For some insurers, this can prevent millions in losses.

The Baptist Health System settlement in Florida highlights this risk and potential reward. The Department of Justice revealed that the network of hospital and medical providers agreed to pay a $2.5 million settlement on allegations of violations of the False Claims Act. These allegations include fraudulent filings by two neurologists within the system for unnecessary services and drugs against Medicare, Medicaid, TRICARE and the Federal Employees Health Benefits Program between September 2009 and October 2011. The claims stemmed from misdiagnoses of numerous patients.
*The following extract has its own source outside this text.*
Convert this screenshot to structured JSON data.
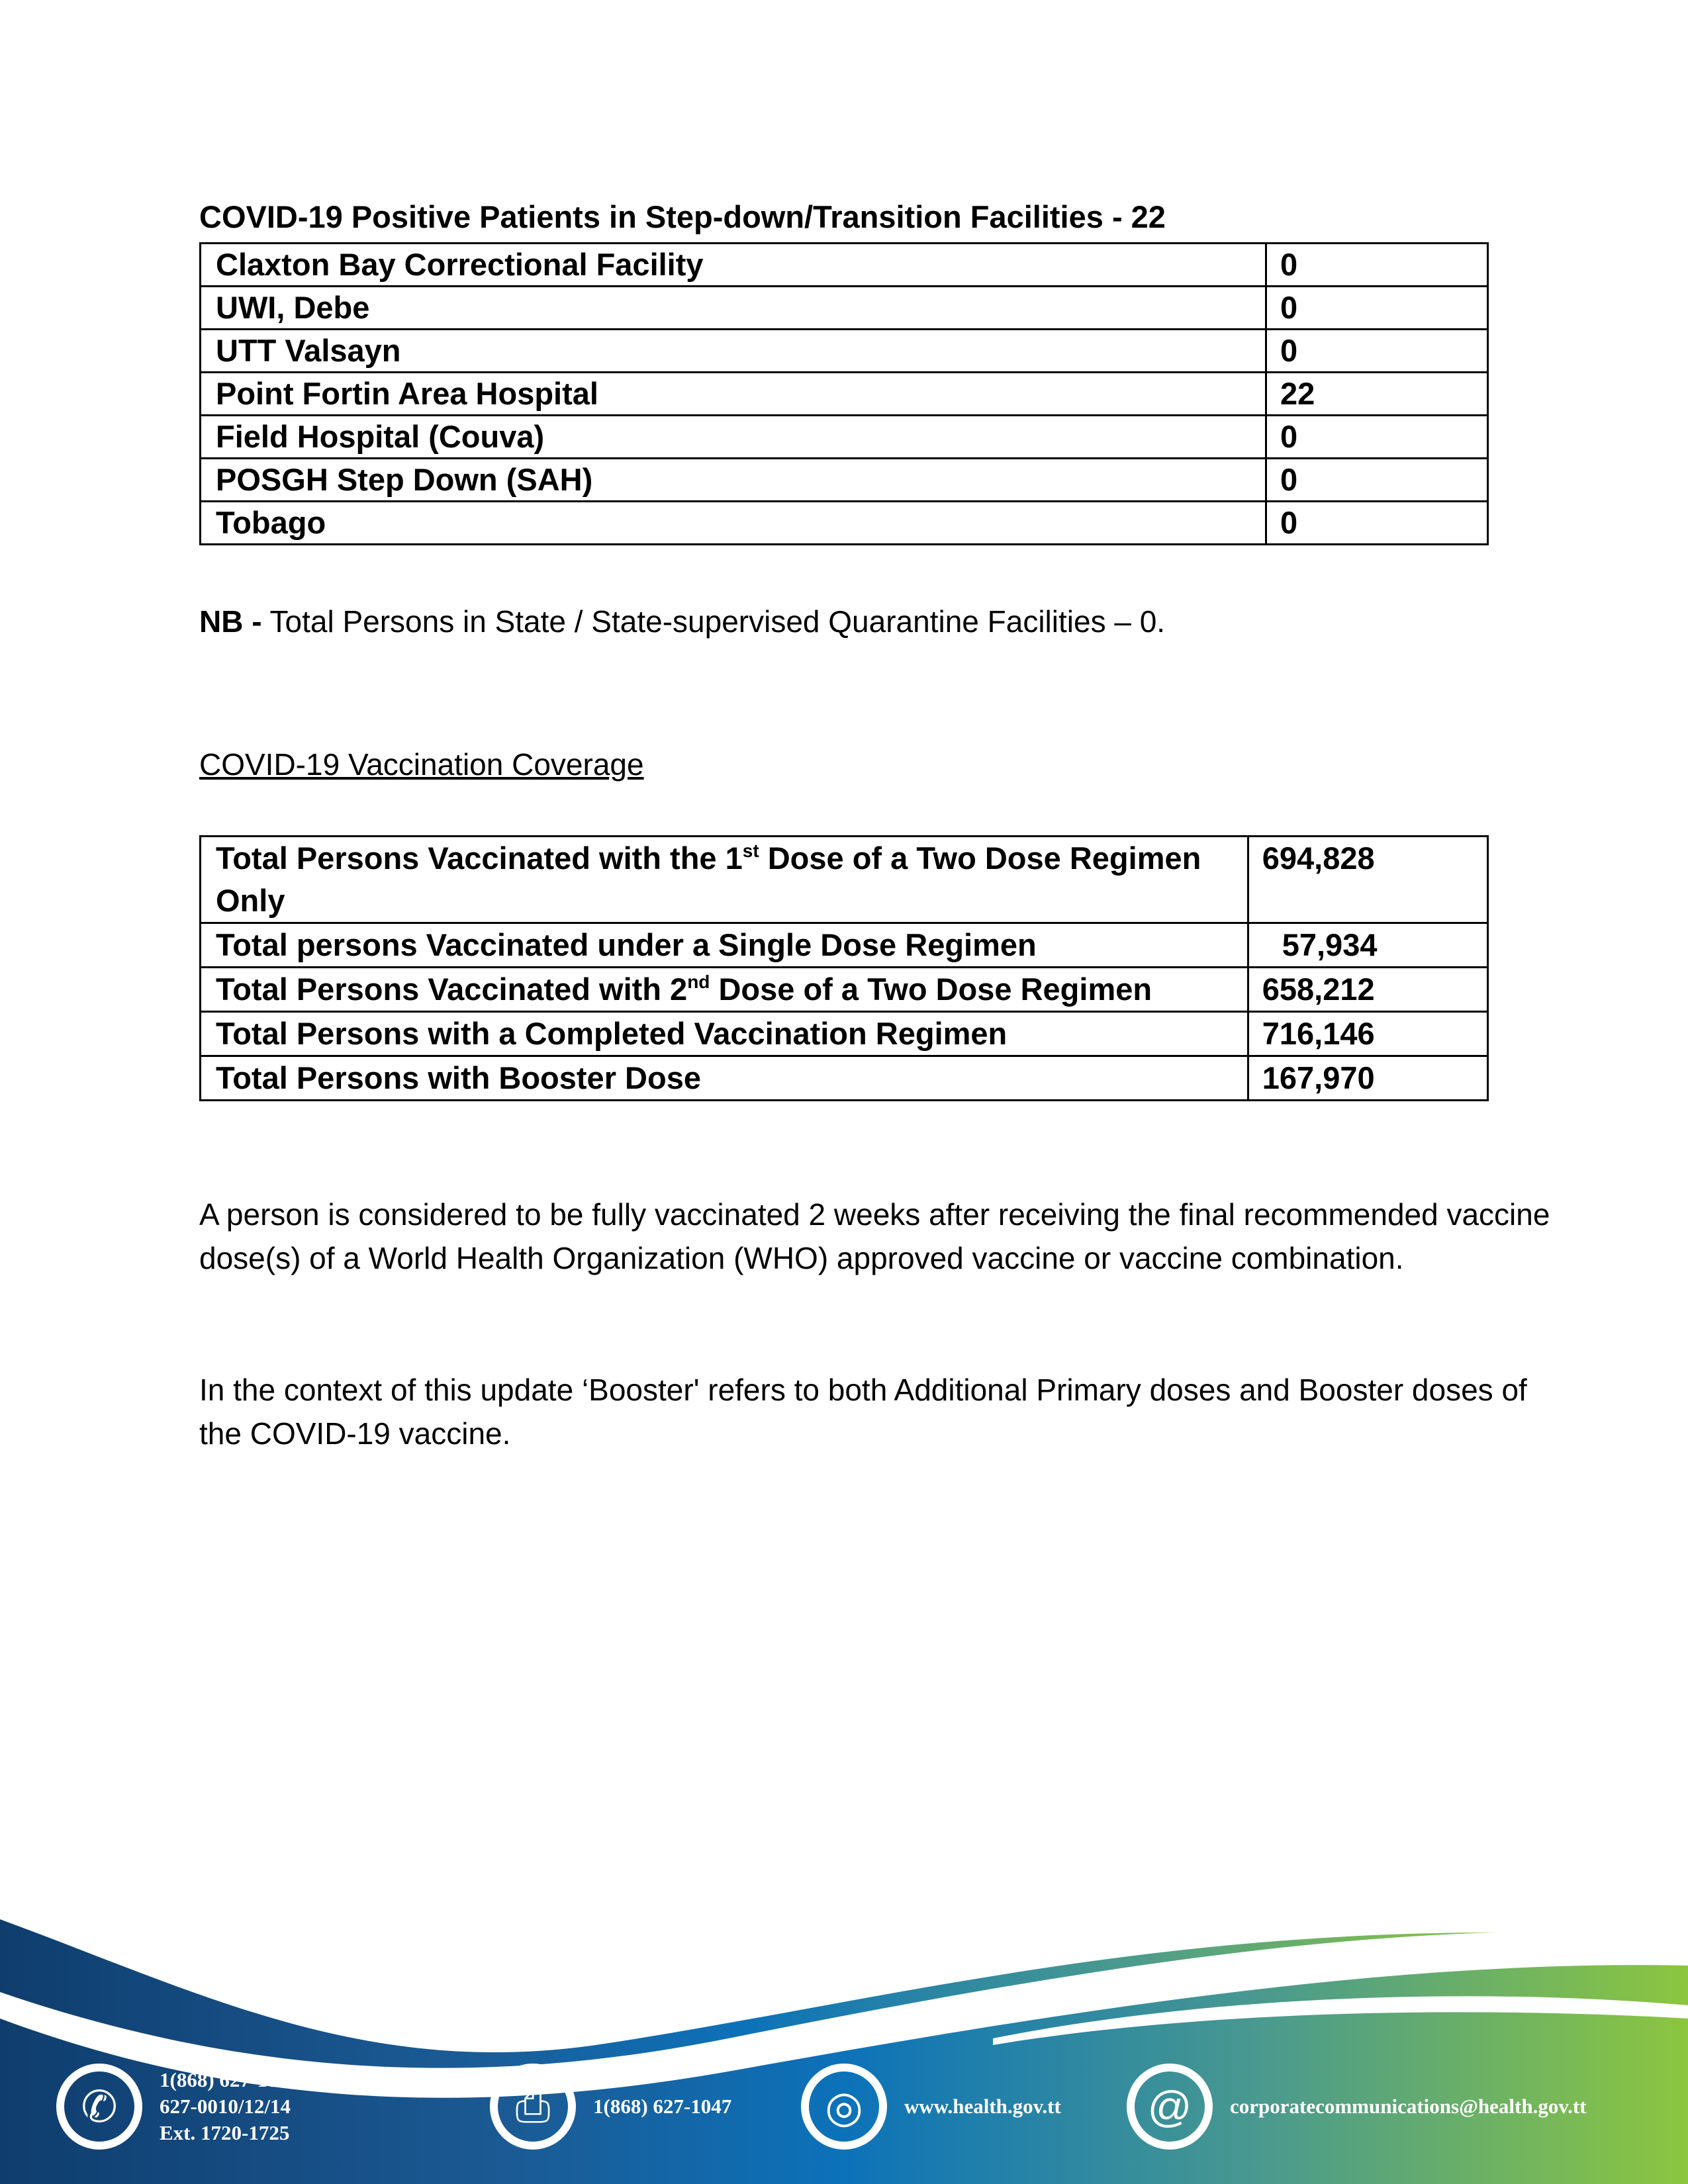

“These health care providers did not only violate the laws of the United States – they violated the trust placed in them by their patients,” said Inspector General of the U.S. Office of Personnel Management Patrick McFarland.  “Federal employees deserve healthcare providers, including hospitals, that meet the highest standards of ethical and professional behavior. Today’s settlement reminds all providers that they must observe those standards, and reflects the commitment of federal law enforcement organizations to pursue improper and illegal conduct that may put the health and well-being of their patients at risk.”

The DoJ noted that this settlement marks a success for the Health Care Fraud Prevention and Enforcement Action Team initiative, a multi-departmental effort to reduce fraud in the Medicare and Medicaid systems. Since its enactment in January 2009, the initiative has been able to recover $19.1 billion through False Claims Act cases, with around $13.6 billion of that amount from cases involving fraud against federal healthcare programs.

For insurance providers, this case is an important milestone in the recovery of lost funds through claims fraud, but the best way to fight these illegal activities is to address them before they even happen in the first place. Investing in a high-quality business intelligence platform, integrating predictive analytics with underwriting and claims management processes, can provide a strong foundation for claims assessment and loss prevention. The ability to detect fraud before it causes a loss, rather than fight to recover funds after the fact, places a powerful tool in a firm’s arsenal, optimizing workflow around active retention, rather than reactive recovery

Ultimately, there is more to medical professional liability insurance optimization than predictive analytics software, but adding such a useful tool can help drive the progress providers need to kick start their other initiatives and start cutting their lossesturning up the value of underwriting, a serious area in need of improvement for many insurers.